Différend portant sur l’accès au réseau et contribution aux travaux d’extension

Décision n° 08-38-19 du 19 décembre 2019 du comité de règlement des différends et des sanctions de la Commission de régulation de l'énergie sur le différend qui oppose la Communauté d'Agglomération Châteauroux Métropole à la société Enedis relatif au raccordement au réseau public de distribution d'électricité d'une zone d'aménagement concerté

Une collectivité avait sollicité le raccordement d’une zone d’aménagement concerté sur son territoire auprès de la société Enedis (ex-ERDF), concessionnaire de la distribution publique d’électricité sur ce territoire et gestionnaire du réseau.

Dans ce cadre, le gestionnaire du réseau avait adressé à la collectivité sa proposition de raccordement (PDR) ou devis, chiffrant les coûts des travaux de raccordement rendus nécessaires pour procéder au raccordement demandé (desserte extérieure de la ZAC) et le montant de la contribution due par la collectivité en application de l’article L. 342-6 du Code de l’énergie[1].

La proposition, d’un montant très élevé, comportait en particulier l’adaptation d’un ouvrage existant, à savoir un poste source. De ce fait, la collectivité estimait que la proposition de raccordement comportait dans son périmètre de facturation, des travaux de renforcement du réseau au sens de l’article L. 342-11 du Code de l’énergie, qui ne pouvaient lui être facturés. En effet, les travaux de renforcement du réseau sont couverts par les tarifs d’utilisation du réseau public d’électricité (TURPE) en vertu des dispositions de l’article L. 342-11 du Code de l’énergie et ne peuvent ainsi donner lieu à facturation[2].

Estimant ne pas devoir prendre en charge le coût de travaux d’adaptation du poste source qu’elle regardait comme indûment qualifiés d’extension du réseau, la collectivité avait alors saisi le Comité de règlement des différends et des sanctions de la Commission de régulation de l’énergie (CoRDIS) afin de trancher ce différend.

Par la décision rendue, le CoRDIS a estimé que la société Enedis pouvait mettre à la charge de la collectivité les travaux de renforcement du poste source dans la mesure où ces coûts de renforcement était rendus nécessaires par un raccordement en haute tension (en moyenne tension exactement – HTA) et non en basse tension. A contrario, si le renforcement avait uniquement concerné le réseau basse tension (BT), l’article L. 342-11 du Code de l’énergie aurait été applicable à la demande.

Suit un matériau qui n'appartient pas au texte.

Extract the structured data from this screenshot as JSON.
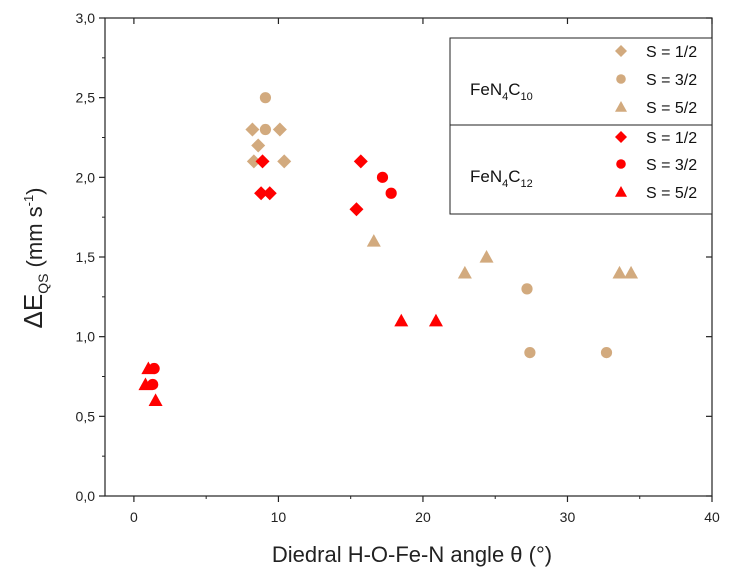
{
  "chart_data": {
    "type": "scatter",
    "title": "",
    "xlabel": "Diedral H-O-Fe-N angle  θ (°)",
    "ylabel_main": "ΔE",
    "ylabel_sub": "QS",
    "ylabel_unit": " (mm s",
    "ylabel_sup": "-1",
    "ylabel_close": ")",
    "xlim": [
      -2,
      40
    ],
    "ylim": [
      0,
      3
    ],
    "xticks": [
      0,
      10,
      20,
      30,
      40
    ],
    "xtick_labels": [
      "0",
      "10",
      "20",
      "30",
      "40"
    ],
    "yticks": [
      0,
      0.5,
      1,
      1.5,
      2,
      2.5,
      3
    ],
    "ytick_labels": [
      "0,0",
      "0,5",
      "1,0",
      "1,5",
      "2,0",
      "2,5",
      "3,0"
    ],
    "grid": false,
    "legend_position": "top-right",
    "groups": [
      {
        "label_base": "FeN",
        "label_sub1": "4",
        "label_mid": "C",
        "label_sub2": "10",
        "color": "#d2aa7e"
      },
      {
        "label_base": "FeN",
        "label_sub1": "4",
        "label_mid": "C",
        "label_sub2": "12",
        "color": "#ff0000"
      }
    ],
    "series": [
      {
        "name": "S = 1/2",
        "group": 0,
        "marker": "diamond",
        "color": "#d2aa7e",
        "points": [
          [
            8.2,
            2.3
          ],
          [
            8.6,
            2.2
          ],
          [
            8.3,
            2.1
          ],
          [
            10.1,
            2.3
          ],
          [
            10.4,
            2.1
          ]
        ]
      },
      {
        "name": "S = 3/2",
        "group": 0,
        "marker": "circle",
        "color": "#d2aa7e",
        "points": [
          [
            9.1,
            2.5
          ],
          [
            9.1,
            2.3
          ],
          [
            27.2,
            1.3
          ],
          [
            27.4,
            0.9
          ],
          [
            32.7,
            0.9
          ]
        ]
      },
      {
        "name": "S = 5/2",
        "group": 0,
        "marker": "triangle",
        "color": "#d2aa7e",
        "points": [
          [
            16.6,
            1.6
          ],
          [
            22.9,
            1.4
          ],
          [
            24.4,
            1.5
          ],
          [
            33.6,
            1.4
          ],
          [
            34.4,
            1.4
          ]
        ]
      },
      {
        "name": "S = 1/2",
        "group": 1,
        "marker": "diamond",
        "color": "#ff0000",
        "points": [
          [
            8.9,
            2.1
          ],
          [
            8.8,
            1.9
          ],
          [
            9.4,
            1.9
          ],
          [
            15.4,
            1.8
          ],
          [
            15.7,
            2.1
          ]
        ]
      },
      {
        "name": "S = 3/2",
        "group": 1,
        "marker": "circle",
        "color": "#ff0000",
        "points": [
          [
            1.4,
            0.8
          ],
          [
            1.3,
            0.7
          ],
          [
            17.2,
            2.0
          ],
          [
            17.8,
            1.9
          ]
        ]
      },
      {
        "name": "S = 5/2",
        "group": 1,
        "marker": "triangle",
        "color": "#ff0000",
        "points": [
          [
            1.0,
            0.8
          ],
          [
            0.8,
            0.7
          ],
          [
            1.5,
            0.6
          ],
          [
            18.5,
            1.1
          ],
          [
            20.9,
            1.1
          ]
        ]
      }
    ]
  }
}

Cette solution – nouvelle à notre connaissance – est tout à fait défavorable aux demandeurs puisque si le périmètre d’une extension peut englober des travaux sur le réseau BT comme sur le réseau HTA, en revanche le renforcement du réseau pris en charge par le TURPE, ne s’entend que d’un renforcement du réseau BT.

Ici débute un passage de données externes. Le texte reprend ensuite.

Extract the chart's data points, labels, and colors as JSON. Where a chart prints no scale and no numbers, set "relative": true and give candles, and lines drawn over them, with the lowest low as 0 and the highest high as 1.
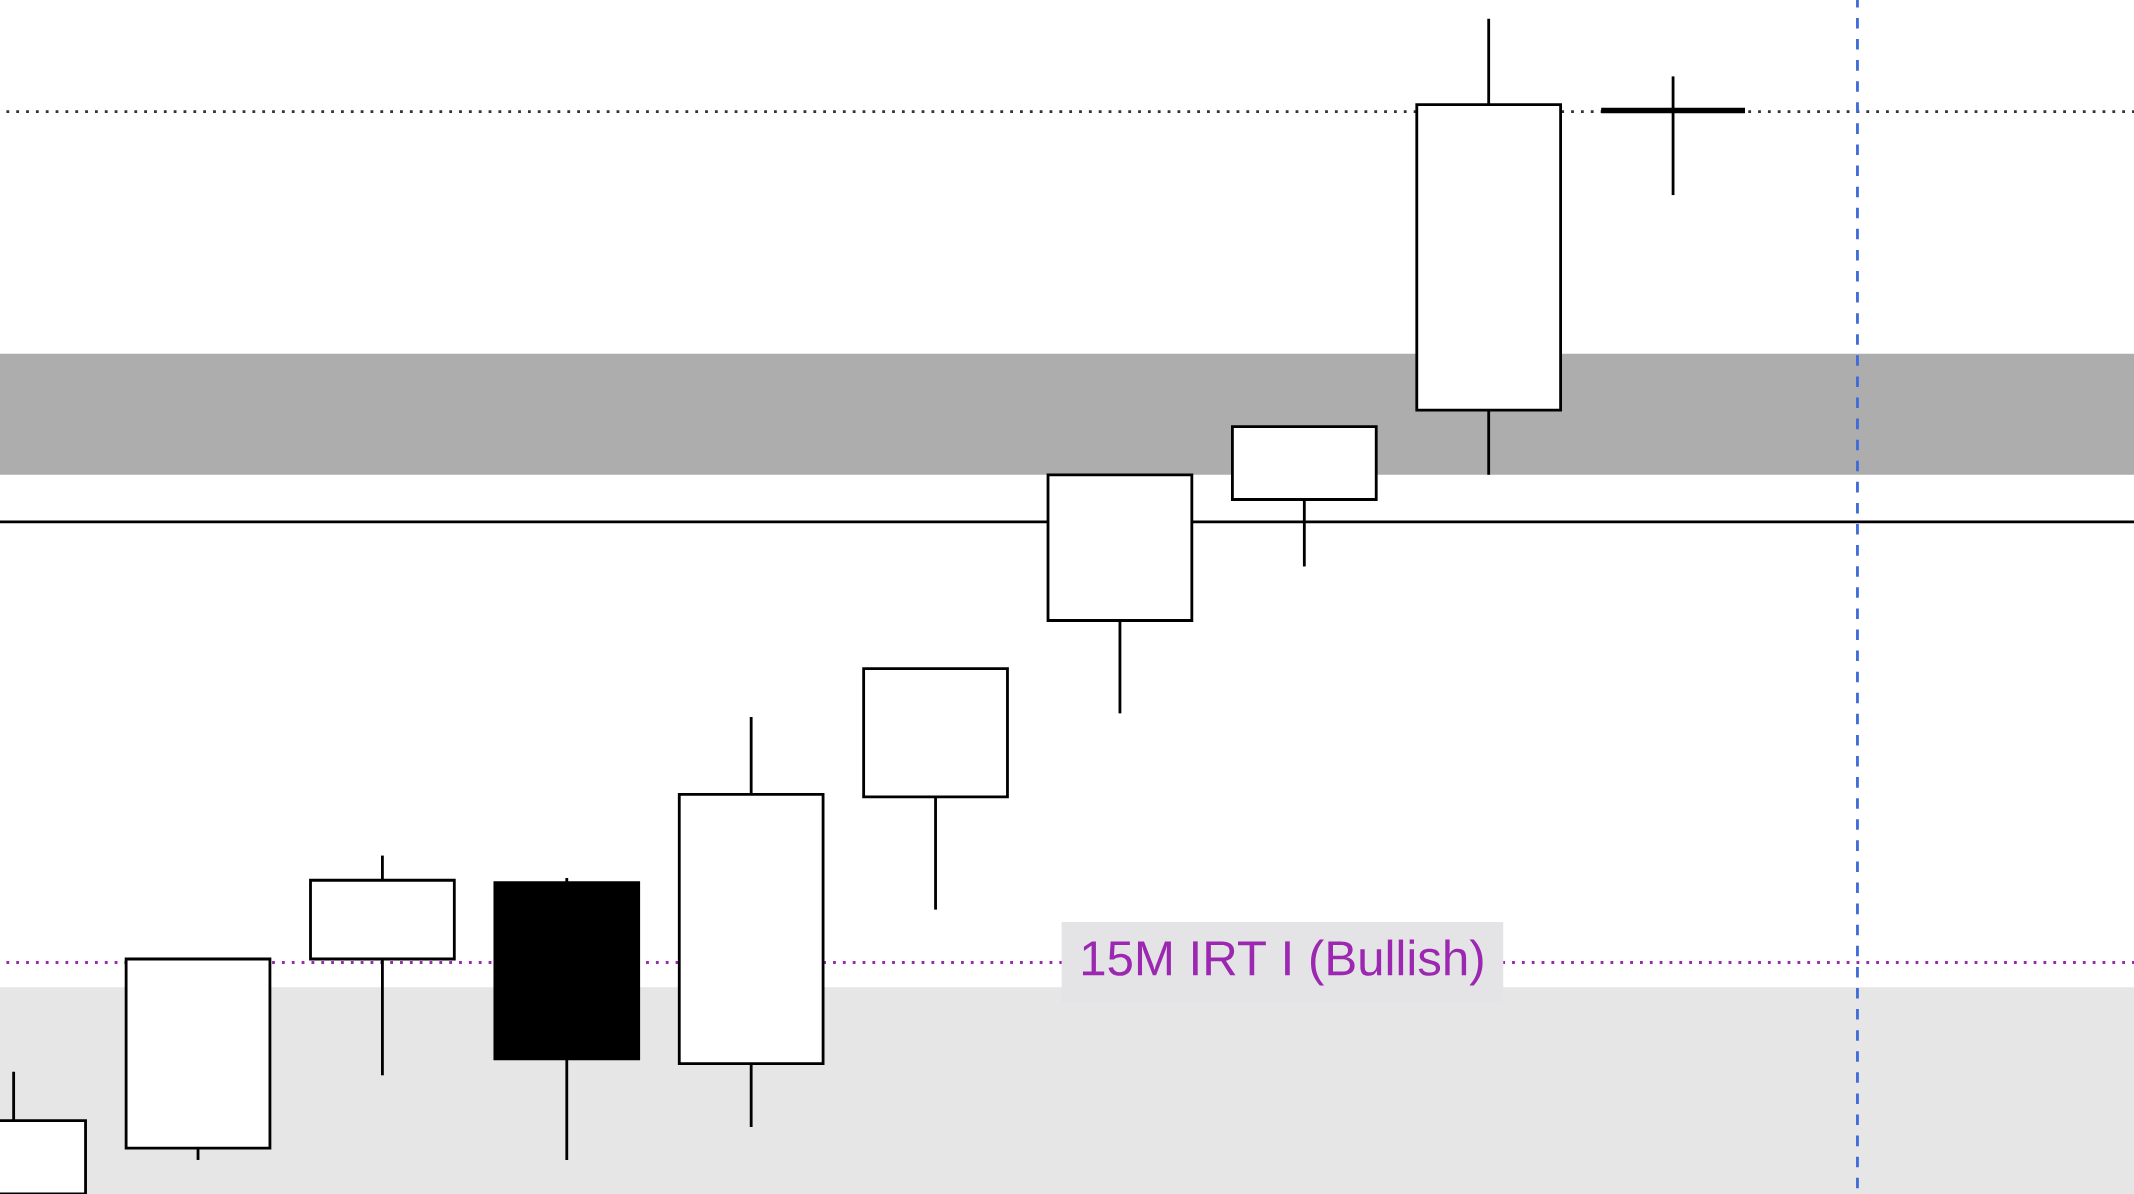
{
  "chart_data": {
    "type": "candlestick",
    "relative": true,
    "categories": [
      null,
      null,
      null,
      null,
      null,
      null,
      null,
      null,
      null,
      null
    ],
    "ohlc": [
      [
        0,
        0.104,
        0,
        0.0625
      ],
      [
        0.039,
        0.2,
        0.029,
        0.2
      ],
      [
        0.2,
        0.288,
        0.101,
        0.267
      ],
      [
        0.265,
        0.269,
        0.029,
        0.115
      ],
      [
        0.111,
        0.406,
        0.057,
        0.34
      ],
      [
        0.338,
        0.447,
        0.242,
        0.447
      ],
      [
        0.488,
        0.612,
        0.409,
        0.612
      ],
      [
        0.591,
        0.653,
        0.534,
        0.653
      ],
      [
        0.667,
        1,
        0.612,
        0.927
      ],
      [
        0.922,
        0.951,
        0.85,
        0.922
      ]
    ],
    "bands": [
      {
        "axis": "y",
        "from": 0,
        "to": 0.176,
        "color": "#e6e6e6"
      },
      {
        "axis": "y",
        "from": 0.612,
        "to": 0.715,
        "color": "#adadad"
      }
    ],
    "ref_lines": [
      {
        "axis": "y",
        "value": 0.921,
        "color": "#333333",
        "line_style": "dotted"
      },
      {
        "axis": "y",
        "value": 0.197,
        "label": "15M IRT I (Bullish)",
        "color": "#9c27b0",
        "line_style": "dotted"
      },
      {
        "axis": "y",
        "value": 0.572,
        "color": "#000000",
        "line_style": "solid"
      }
    ]
  }
}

En définitive donc le CoRDIS considère que le périmètre d’une opération d’extension du réseau à la charge d’un demandeur puisse comprendre du renforcement d’un réseau HTA.

[1] Article L.342-6 du Code de l’énergie : « La part des coûts de branchement et d’extension des réseaux non couverts par les tarifs d’utilisation des réseaux publics peut faire l’objet de la contribution due par le redevable défini à l’article L. 342-7 ou par les redevables définis à l’article L. 342-11. La contribution est versée au maître d’ouvrage des travaux, qu’il s’agisse d’un gestionnaire de réseau, d’une collectivité territoriale, d’un établissement public de coopération intercommunale ou d’un syndicat mixte ».

[2] Voir sur ce point d’ailleurs la Décision du CORDIS de la CRE en date du 8 octobre 2019 sur le différend qui oppose la SCI L’ATELIER à la société ENEDIS et au syndicat départemental d’énergie du Rhône relatif aux conditions de raccordement d’un ensemble immobilier au réseau public de distribution d’électricité.